Punctelia punctilla is a species of foliose lichen in the family Parmeliaceae. It is found in Africa, South America, and North America, where it grows on bark and on rocks. The main characteristics that distinguish Punctelia punctilla from other species of Punctelia are the presence of isidia on the thallus surface, a pale brown thallus undersurface, and the presence of lecanoric acid in the medulla.

==Taxonomy==
It was first formally described in 1977 as a new species by American lichenologist Mason Hale as Parmelia punctilla. The type specimen was collected by Ove Almborn in the Cathedral Peak area of South Africa, where it was found growing on a rock in Indumeni forest. The altitude of the type locality was 5500 m. Hildur Krog transferred it to the genus Punctelia in 1982.

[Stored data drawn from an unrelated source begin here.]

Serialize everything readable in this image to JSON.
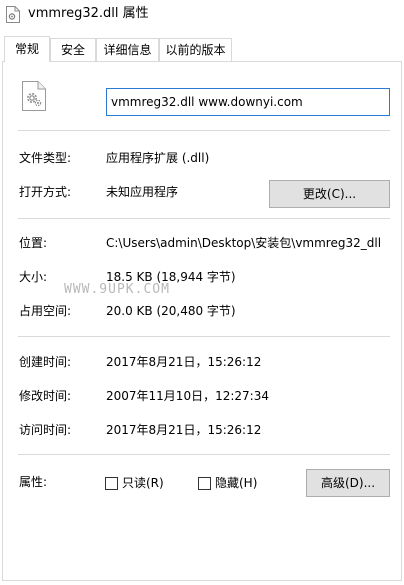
{
  "window": {
    "title": "vmmreg32.dll 属性"
  },
  "tabs": [
    {
      "label": "常规",
      "active": true
    },
    {
      "label": "安全",
      "active": false
    },
    {
      "label": "详细信息",
      "active": false
    },
    {
      "label": "以前的版本",
      "active": false
    }
  ],
  "general": {
    "file_name": "vmmreg32.dll www.downyi.com",
    "file_type_label": "文件类型:",
    "file_type_value": "应用程序扩展 (.dll)",
    "open_with_label": "打开方式:",
    "open_with_value": "未知应用程序",
    "change_button": "更改(C)...",
    "location_label": "位置:",
    "location_value": "C:\\Users\\admin\\Desktop\\安装包\\vmmreg32_dll",
    "size_label": "大小:",
    "size_value": "18.5 KB (18,944 字节)",
    "size_on_disk_label": "占用空间:",
    "size_on_disk_value": "20.0 KB (20,480 字节)",
    "created_label": "创建时间:",
    "created_value": "2017年8月21日，15:26:12",
    "modified_label": "修改时间:",
    "modified_value": "2007年11月10日，12:27:34",
    "accessed_label": "访问时间:",
    "accessed_value": "2017年8月21日，15:26:12",
    "attributes_label": "属性:",
    "readonly_label": "只读(R)",
    "readonly_checked": false,
    "hidden_label": "隐藏(H)",
    "hidden_checked": false,
    "advanced_button": "高级(D)..."
  },
  "watermark": {
    "text": "WWW.9UPK.COM"
  },
  "colors": {
    "input_focus_border": "#2a7ad4",
    "button_bg": "#e1e1e1",
    "separator": "#d9d9d9"
  },
  "icons": {
    "title_icon": "dll-file-icon",
    "file_icon": "dll-file-gear-icon"
  }
}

In 1997, Mónica Adler proposed to synonymize the taxon Punctelia missouriensis with P. punctilla. André Aptroot later rejected this proposal, suggesting sufficient morphological differences exist for P. missouriensis to warrant distinction as an independent species.

==Description==
Punctelia punctilla has a light mineral grey foliose thallus with darker margins. It is tightly attached to its substrate. There are abundant pseudocyphellae on that thallus surface; they are white, rounded to elongated, and measure up to 0.5 mm. The isidia are dull and low, sometimes branched, and often originate in cracks or at the margins of the pseudocyphellae. The thallus undersurface is pale tan with darker margins. Rhizines are usually simple (i.e. unbranched) and more or less the same colour as the undersurface.

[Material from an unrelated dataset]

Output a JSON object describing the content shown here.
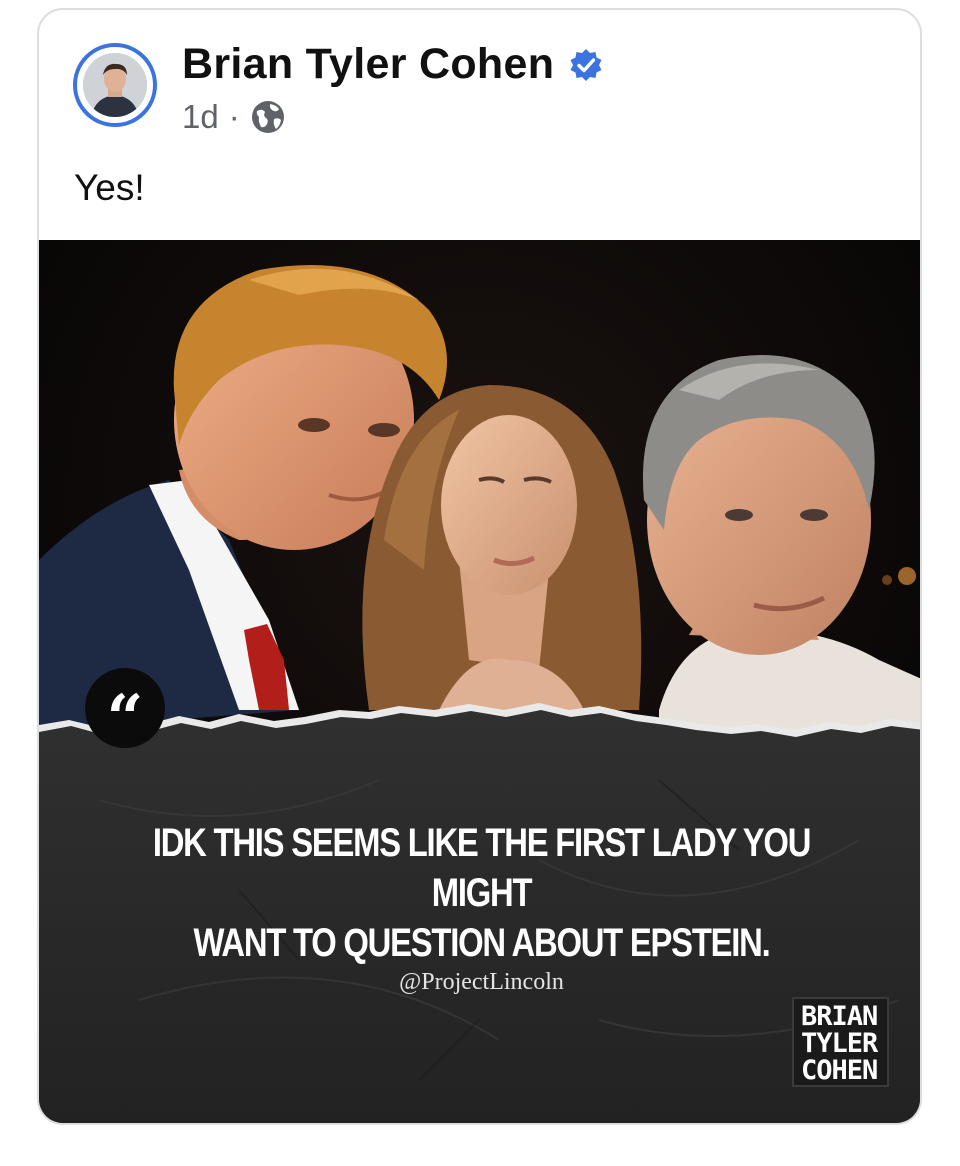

Standard chemical spot tests can be used to help identify Punctelia punctilla. In the medulla, these results are K-, KC+ red, and C+ red. The last of these tests indicates the presence of lecanoric acid. The upper cortex contains atranorin, which results in a yellow K+ reaction.

Species similar in appearance to Punctelia punctilla include Punctelia rudecta and Punctelia eganii, two North American endemics that are morphologically indistinguishable from each other.

==Habitat and distribution==
Punctelia punctilla has been recorded growing on both bark and on rocks. First described from South Africa, it was later recorded from various locations in South America, including several provinces of Argentina (Mendoza, Buenos Aires, Santiago, Corrientes, Córdoba, and Río Negro), Brazil (São Paulo), and Venezuela. The lichen was first reported from the United States in 1989; the material was verified by Mason Hale. It was found growing on rocks at the base of a rocky outcrop in southern coastal California, in Point Mugu State Park; this area has a Mediterranean climate. A herbarium specimen of Punctelia punctilla collected in Iowa was later assumed to be a misidentification. The lichen has also been recorded from the Mexican state Baja California Sur.